Sicherheit geht vor: Im Gebäude des Justizministeriums am Stuttgarter Schillerplatz hat es am Mittwoch einen Polizeieinsatz gegeben. Dort war ein verdächtiger Brief aufgetaucht.

Stuttgart - Reichlich Aufregung hat es am Mittwochnachmittag im baden-württembergischen Justizministerium gegeben: In dem Gebäude am Schillerplatz in der Innenstadt war ein verdächtiger Brief aufgetaucht. Die Polizei sperrte sicherheitshalber ein Büro und den möglichen Gefahrenbereich ab.

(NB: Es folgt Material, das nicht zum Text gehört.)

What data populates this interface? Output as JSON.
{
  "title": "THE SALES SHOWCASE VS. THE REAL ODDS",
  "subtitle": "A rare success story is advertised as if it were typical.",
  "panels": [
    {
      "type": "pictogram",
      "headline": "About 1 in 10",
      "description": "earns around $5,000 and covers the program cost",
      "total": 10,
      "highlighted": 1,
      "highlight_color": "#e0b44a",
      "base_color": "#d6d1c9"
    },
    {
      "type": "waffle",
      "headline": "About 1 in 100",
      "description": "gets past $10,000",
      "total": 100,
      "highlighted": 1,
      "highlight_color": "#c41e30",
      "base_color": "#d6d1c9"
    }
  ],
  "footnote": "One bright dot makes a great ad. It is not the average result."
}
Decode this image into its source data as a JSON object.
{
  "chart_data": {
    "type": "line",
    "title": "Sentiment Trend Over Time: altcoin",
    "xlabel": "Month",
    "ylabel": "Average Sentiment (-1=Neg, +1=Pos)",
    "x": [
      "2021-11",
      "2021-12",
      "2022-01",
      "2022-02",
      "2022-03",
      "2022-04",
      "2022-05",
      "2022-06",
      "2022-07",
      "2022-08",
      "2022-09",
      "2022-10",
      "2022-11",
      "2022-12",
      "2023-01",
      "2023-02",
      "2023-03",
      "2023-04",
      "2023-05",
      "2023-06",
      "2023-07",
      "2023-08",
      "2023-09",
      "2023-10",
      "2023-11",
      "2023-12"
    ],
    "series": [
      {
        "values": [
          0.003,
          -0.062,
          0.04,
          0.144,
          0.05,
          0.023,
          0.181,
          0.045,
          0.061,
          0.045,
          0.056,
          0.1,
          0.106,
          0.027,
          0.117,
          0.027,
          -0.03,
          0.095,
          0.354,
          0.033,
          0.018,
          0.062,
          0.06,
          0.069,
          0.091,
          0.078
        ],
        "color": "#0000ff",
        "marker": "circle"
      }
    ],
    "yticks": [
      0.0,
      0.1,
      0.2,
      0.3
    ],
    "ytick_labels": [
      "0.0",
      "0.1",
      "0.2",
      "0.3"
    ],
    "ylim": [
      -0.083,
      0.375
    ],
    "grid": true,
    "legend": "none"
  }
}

Am Ende konnte Entwarnung gegeben werden.

Die Befürchtung, dass Justizminister Guido Wolf womöglich ein Drohschreiben bekommen hätte, erwies sich als unbegründet. „Der Minister war nicht persönlich gefährdet“, sagt Ministeriumssprecher Steffen Tanneberger. Die Polizei war um 13.26 Uhr verständigt worden, nachdem in einem Büro ein verdächtiger Umschlag im DIN-A-4-Format entdeckt wurde. Die alarmierten Beamten gingen auf Nummer sicher und verständigten die Spezialisten für Sprengstoffe. Die stellten schließlich fest: In dem Umschlag steckte ein harmloser Inhalt. Um 14.28 Uhr konnte der Einsatz beendet werden.

Brief in Plieningen bleibt ein Rätsel

Tatsächlich brisant ist zwei Wochen zuvor eine postalische Sendung an ein Anwaltsbüro in Plieningen gewesen. Dort waren Polizei und Feuerwehr mehrere Stunden im Einsatz, um einen Brief mit einem verdächtigen weißen Pulver zu sichern. Im Labor des Landesgesundheitsamts wurde festgestellt, dass von dem Stoff keine Gesundheitsgefahren ausgingen. Die Ermittlungen nach dem Absender dauern an, die Polizei machte zum jüngsten Stand der Erkenntnisse keine Angaben.